Tanzen begleitet die Menschheit von Beginn an, also seit wir vor zwei Millionen Jahren angefangen haben, in Gruppen zu leben. Gemeinsames Musizieren und Tanzen ist etwas, was Menschen verbindet – auf einer tiefen, nicht sprachlichen Ebene. Bedeutsam war das laut der Tanzkultur-Expertin Maya Farner (59) für all unsere Rituale, von der Geburt bis zum Tod: «Im Tanz finden alle Gefühle ihren Raum, so konnten nicht nur Freude, sondern auch Trauer und Wut zum Ausdruck kommen.»

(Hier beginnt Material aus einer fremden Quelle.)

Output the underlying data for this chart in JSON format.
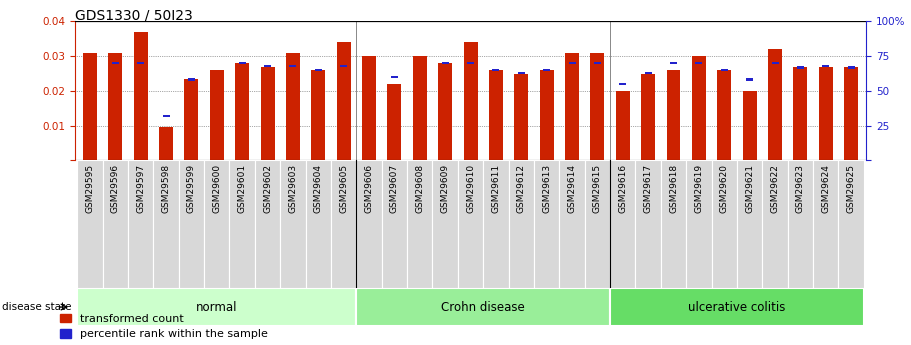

Zu den ältesten überlieferten Tanzkulturen gehört jene der Yorubas aus Afrika. Sie verbinden sich mit ihrem Tanz und Gesang mit den Naturkräften, also dem Donner, dem Meer, der Erde oder dem Regen. «Der Tanz kam vor dem geschriebenen Wort, vor der Religion, es war ein Gebet mit dem Körper und dem ganzen Sein», sagt Farner.

Walzer war verboten

Je nach Kultur und Religion wurde das Tanzen über die Jahrhunderte geprägt, geformt oder gar verboten. So der Walzer. Heute gutbürgerlich, war der schwungvolle Schritt einst revolutionär: Eng umschlungen drehten sich Mann und Frau im ununterbrochenen Wirbel in eine gemeinsame Trance. Erste Spuren des berauschenden ¾-Takts gehen bis ins 12. Jahrhundert zurück, immer wieder wurde der Tanz von Kirche und Staat verboten.

Mit Drehtanz in sich selbst eintauchen: Tanzkultur-Expertin Maya Farner.
Foto: MARC STRAUMANN

Dabei gehört das Drehen zum Menschsein. «Kinder drehen sich im Kreis, bis sie hinfallen und selig in den Himmel schauen», so Farner. Kultisch ist der Drehtanz tief verankert, Schamanen nutzen ihn, um in ihre inneren Welten zu blicken. Bekannt ist er aus dem Sufismus, wo das Drehtanzen von den Mystikern als Gebet gepflegt wird. Farner tanzt und unterrichtet selber den Derwischtanz, frei von religiösen Prägungen: «Während der Körper wirbelt, kann sich der Geist in der Mitte zentrieren.»

Ob man eine meditative Tanzform sucht, sich frei in der Disco bewegt oder den Cha-Cha-Cha tanzt, spielt mit Blick auf die positiven Effekte des Tanzens nicht so eine grosse Rolle. Barbara Studer rät: «Wichtig ist bei jeder Tanzform, nicht in einen Leistungsdruck zu kommen, von dem haben wir im Alltag schon genug.»